Sierra Leone voted with the West at the United Nations for an end to the war in Ukraine and for Russia to withdraw its troops, unlike many African countries that seceded or, to a lesser extent, voted against.

A month before the presidential election, Mr Bio insisted that without “exogenous factors” such as the pandemic, the war in Ukraine and their impact on a country highly dependent on imports and very vulnerable to external shocks, he would not have a monopoly The fight against inflation, scarcity and devaluation of the national currency against the dollar.

– “Begging” and sovereignty –

Sierra Leone (AFP/Archive - Marieme Brunengo)
Sierra Leone (AFP/Archive – Marieme Brunengo)

He defended his government’s actions, for example raising taxes on imports of basic necessities such as rice or fuel. He also called for the progress he has made against corruption and for education.

He said he did not want to slack off on these efforts, but expressed his intention to focus on agriculture so that the country would not have to import rice, the staple food.

“After winning this election, I will put agriculture at the top of my policies to ensure that we are self-sufficient in rice and many other things,” he said.

It is also about breaking dependence on international aid.

“I don’t believe in aid. I believe we can do enough to develop our resources,” he said. Help sets a “bad example” for humans who are “generally lazy”.

He said, “When you are a sovereign nation, it is never good to beg from other countries.”

Sierra Leone faces these challenges in an uncertain regional environment. West Africa has been rocked by a series of coups in Mali, Guinea and Burkina Faso since 2020 and faces the spread of jihadism. Sierra Leone itself experienced rising prices and riots against the president in August 2022, resulting in the deaths of 27 civilians and six police officers.

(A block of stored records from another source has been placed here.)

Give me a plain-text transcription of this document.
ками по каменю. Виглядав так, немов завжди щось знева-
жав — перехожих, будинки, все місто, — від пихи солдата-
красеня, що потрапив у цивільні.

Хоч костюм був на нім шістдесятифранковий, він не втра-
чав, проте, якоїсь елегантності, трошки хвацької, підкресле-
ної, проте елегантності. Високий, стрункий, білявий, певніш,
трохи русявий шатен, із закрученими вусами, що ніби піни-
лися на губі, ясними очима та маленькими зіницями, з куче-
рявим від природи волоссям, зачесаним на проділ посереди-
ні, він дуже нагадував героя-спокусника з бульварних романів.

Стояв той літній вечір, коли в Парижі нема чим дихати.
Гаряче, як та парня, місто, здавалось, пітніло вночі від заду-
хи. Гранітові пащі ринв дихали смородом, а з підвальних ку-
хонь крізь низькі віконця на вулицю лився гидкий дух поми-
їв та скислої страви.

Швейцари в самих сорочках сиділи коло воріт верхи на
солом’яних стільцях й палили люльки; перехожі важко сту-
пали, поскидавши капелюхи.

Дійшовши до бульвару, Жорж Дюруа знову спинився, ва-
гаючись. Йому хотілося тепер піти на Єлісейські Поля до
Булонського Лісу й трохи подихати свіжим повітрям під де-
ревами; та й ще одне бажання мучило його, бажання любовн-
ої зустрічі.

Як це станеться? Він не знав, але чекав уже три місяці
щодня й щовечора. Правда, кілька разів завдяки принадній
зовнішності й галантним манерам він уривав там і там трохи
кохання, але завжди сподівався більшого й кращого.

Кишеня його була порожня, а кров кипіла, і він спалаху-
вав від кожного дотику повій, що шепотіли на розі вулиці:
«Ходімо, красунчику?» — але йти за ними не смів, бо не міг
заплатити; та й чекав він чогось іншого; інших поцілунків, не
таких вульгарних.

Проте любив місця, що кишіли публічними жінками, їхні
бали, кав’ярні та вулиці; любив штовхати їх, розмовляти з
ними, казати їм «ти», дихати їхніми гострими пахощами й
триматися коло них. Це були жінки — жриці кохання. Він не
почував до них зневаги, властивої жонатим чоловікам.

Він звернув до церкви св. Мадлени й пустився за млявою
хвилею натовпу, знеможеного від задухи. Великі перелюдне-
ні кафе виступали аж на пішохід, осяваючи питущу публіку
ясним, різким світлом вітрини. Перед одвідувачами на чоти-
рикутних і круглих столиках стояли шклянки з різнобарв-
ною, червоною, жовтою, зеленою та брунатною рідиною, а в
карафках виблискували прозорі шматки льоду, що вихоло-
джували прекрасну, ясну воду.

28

Sierra Leone's President Julius Maada Bio delivers a speech at the United Nations Conference on Least Developed Countries (LDCs) in Doha, Qatar, March 4, 2023 (AFP/Archive - Karim Jaffer)
Sierra Leone’s President Julius Maada Bio delivers a speech at the United Nations Conference on Least Developed Countries (LDCs) in Doha, Qatar, March 4, 2023 (AFP/Archive – Karim Jaffer)

“We are facing extreme difficulties”, but “the head of the world is elsewhere”, and “there are limits” to what regional organizations can do to maintain stability in one way or another, recognized M. Organic.

“Everyone (leaders of each country) is looking at, ‘What can I do to maintain stability in my little world?'” he admitted.